Improved synthesis of Salmonella typhimurium enterotoxin using gene fusion expression systems.

Abstract

Salmonella enterotoxin (Stn) is a virulence factor in S. typhimurium strain Q1 that causes both fluid secretion in ligated intestinal loops of rabbits and elongation of Chinese hamster ovary (CHO) cells. High-level expression systems are needed to provide Stn in soluble form for detailed study of the biological activity of Stn. To maximize the synthesis and solubility of Stn, we systematically compared the production of native Stn synthesized with a T7 RNA polymerase/promoter system to that of two fusion proteins: glutathione S-transferase::Stn (Gst::Stn) and thioredoxin A::Stn (TrxA::Stn). The latter fusion protein expression systems resulted in a 64-fold increase in Gst::Stn and TrxA::Stn antigen concentration, as measured by specific anti-peptide antibodies in an enzyme-linked immunosorbent assay (ELISA).

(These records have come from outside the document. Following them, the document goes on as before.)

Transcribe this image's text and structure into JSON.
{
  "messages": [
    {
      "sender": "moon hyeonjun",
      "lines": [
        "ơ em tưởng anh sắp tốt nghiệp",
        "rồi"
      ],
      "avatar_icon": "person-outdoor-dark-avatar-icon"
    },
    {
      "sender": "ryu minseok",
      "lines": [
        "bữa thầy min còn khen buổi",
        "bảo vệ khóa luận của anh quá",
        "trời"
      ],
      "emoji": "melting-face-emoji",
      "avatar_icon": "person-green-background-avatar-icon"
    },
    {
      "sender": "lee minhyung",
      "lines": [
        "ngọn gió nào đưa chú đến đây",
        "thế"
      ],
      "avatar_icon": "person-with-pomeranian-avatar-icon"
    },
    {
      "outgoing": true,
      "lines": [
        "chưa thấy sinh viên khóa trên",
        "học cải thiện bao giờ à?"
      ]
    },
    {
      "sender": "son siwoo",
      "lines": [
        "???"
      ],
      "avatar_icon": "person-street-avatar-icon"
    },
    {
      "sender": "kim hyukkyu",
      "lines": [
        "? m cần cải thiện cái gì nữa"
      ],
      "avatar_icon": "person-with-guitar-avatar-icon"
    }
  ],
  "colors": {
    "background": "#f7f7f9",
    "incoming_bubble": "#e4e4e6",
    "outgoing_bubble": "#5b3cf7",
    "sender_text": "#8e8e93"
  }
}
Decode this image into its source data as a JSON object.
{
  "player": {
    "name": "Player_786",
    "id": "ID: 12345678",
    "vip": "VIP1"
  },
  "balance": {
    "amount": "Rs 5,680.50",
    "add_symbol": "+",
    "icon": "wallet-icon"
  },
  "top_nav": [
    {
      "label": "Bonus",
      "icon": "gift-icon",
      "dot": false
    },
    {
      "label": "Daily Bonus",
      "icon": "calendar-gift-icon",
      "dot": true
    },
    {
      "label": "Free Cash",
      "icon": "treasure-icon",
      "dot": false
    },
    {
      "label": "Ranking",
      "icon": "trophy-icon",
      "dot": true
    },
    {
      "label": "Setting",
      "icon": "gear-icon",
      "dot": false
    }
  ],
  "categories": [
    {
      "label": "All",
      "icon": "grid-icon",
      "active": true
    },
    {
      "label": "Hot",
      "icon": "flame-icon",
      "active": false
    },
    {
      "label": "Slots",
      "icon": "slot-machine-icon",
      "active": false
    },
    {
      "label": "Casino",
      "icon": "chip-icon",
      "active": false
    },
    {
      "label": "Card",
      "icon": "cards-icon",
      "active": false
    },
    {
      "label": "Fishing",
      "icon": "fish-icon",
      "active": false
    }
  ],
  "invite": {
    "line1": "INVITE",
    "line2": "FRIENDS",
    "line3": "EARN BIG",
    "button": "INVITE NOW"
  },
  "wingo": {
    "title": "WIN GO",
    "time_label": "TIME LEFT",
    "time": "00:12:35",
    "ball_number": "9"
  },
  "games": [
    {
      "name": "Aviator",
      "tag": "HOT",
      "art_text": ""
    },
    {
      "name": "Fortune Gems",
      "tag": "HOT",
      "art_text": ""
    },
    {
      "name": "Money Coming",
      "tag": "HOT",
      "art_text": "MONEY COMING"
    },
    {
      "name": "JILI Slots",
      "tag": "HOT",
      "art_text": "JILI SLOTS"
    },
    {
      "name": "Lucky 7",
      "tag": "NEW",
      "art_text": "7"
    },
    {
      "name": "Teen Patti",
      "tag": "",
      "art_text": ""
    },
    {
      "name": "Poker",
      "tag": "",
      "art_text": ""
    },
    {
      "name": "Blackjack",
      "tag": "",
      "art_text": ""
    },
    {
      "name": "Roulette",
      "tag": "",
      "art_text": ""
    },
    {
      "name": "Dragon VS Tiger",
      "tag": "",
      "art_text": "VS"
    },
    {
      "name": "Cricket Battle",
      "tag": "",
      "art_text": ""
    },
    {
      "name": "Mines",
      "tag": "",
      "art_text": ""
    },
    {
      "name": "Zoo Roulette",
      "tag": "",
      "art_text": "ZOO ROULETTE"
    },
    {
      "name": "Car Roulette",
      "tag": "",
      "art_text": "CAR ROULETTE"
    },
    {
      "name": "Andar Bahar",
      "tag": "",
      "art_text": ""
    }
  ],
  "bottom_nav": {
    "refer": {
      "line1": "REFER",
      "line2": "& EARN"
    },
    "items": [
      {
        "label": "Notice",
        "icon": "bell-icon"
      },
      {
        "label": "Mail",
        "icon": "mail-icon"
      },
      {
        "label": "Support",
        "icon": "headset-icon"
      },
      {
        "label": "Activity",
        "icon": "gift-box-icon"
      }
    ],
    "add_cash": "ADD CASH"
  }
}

Most of the toxin derived using these vector systems was insoluble; however, the solubility of the TrxA::Stn antigen increased by at least 50-fold, with a concomitant increase in CHO cell elongation activity. In addition, stn gene expression was enhanced more than 50-fold by addition of 0.2-0.4 M NaCl to Luria-Bertani medium. The biological activity of Stn also was increased in the high-osmolarity medium. Consequently, the expression of stn may be regulated by DNA supercoiling.